|FORTERRA, INC. filed this Form 10-Q on 11/09/2017|
Notes to Unaudited Condensed Consolidated Financial Statements
19. Related party transactions
The Company had an advisory agreement with Hudson Advisors, an affiliate of Lone Star, to provide certain management oversight services to the Company, including assistance and advice on strategic plans, obtaining and maintaining certain legal documents, and communicating and coordinating with service providers. The Company incurred fees totaling $1.0 million and $4.1 million for the three and nine months ended September 30, 2016, respectively, included in selling, general and administrative expense on the condensed consolidated statement of operations.
In conjunction with the IPO, the advisory agreement with Hudson Advisors was terminated.

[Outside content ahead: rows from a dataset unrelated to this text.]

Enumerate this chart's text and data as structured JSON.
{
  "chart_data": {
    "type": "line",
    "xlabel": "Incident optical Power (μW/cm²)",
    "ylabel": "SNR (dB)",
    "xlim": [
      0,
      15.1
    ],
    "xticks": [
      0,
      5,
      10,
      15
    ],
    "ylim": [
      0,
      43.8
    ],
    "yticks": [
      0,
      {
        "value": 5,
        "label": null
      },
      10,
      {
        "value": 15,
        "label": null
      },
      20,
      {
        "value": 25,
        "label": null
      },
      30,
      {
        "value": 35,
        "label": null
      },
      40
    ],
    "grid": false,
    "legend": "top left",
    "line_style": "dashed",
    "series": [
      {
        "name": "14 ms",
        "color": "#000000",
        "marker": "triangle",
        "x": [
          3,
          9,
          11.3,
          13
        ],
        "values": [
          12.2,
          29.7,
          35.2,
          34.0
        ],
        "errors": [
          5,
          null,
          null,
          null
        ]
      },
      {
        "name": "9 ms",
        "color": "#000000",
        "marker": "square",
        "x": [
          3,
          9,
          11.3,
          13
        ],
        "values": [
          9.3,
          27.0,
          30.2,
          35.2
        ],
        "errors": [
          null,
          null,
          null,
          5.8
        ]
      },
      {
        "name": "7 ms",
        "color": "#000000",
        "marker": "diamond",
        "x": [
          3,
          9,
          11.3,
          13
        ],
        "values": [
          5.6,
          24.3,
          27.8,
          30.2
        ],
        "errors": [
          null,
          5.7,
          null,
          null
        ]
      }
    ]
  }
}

The Company paid for certain services provided for affiliates which the Company billed to its affiliates. At December 31, 2016, the Company recorded a receivable of $0.1 million, for services paid on behalf of affiliates in other current assets on the condensed consolidated balance sheets.
Tax receivable agreement
In connection with the IPO, the Company entered into a tax receivable agreement with Lone Star that provides for, among other things, the payment by the Company to Lone Star of 85% of the amount of certain covered tax benefits, which may reduce the actual liability for certain taxes that the Company might otherwise be required to pay. See further discussion at Note 14 Commitments and contingencies.
Bricks Joint Venture
In connection with the Bricks Disposition, Forterra entered into a transition services agreement with the joint venture formed by the affiliate of Lone Star and an unaffiliated third party pursuant to which Forterra's former bricks business was contributed (the "Bricks Joint Venture"). Pursuant to the transition services agreement, Forterra continued to provide certain administrative services, including but not limited to information technology, accounting and treasury for a limited period of time following the Bricks Disposition. The Company recognized a total of $0.2 million and $1.8 million in Other Operating Income, net pursuant to the transition services agreement related to the Bricks Joint Venture for the three and nine months ended September 30, 2017, respectively. Additionally, during the transition period, the Company collected cash from as well as settled invoices and payroll on behalf of its former bricks business. As a result, Forterra had a net payable due to affiliates of $8.4 million as of December 31, 2016, and a net receivable from affiliates of $1.9 million as of September 30, 2017.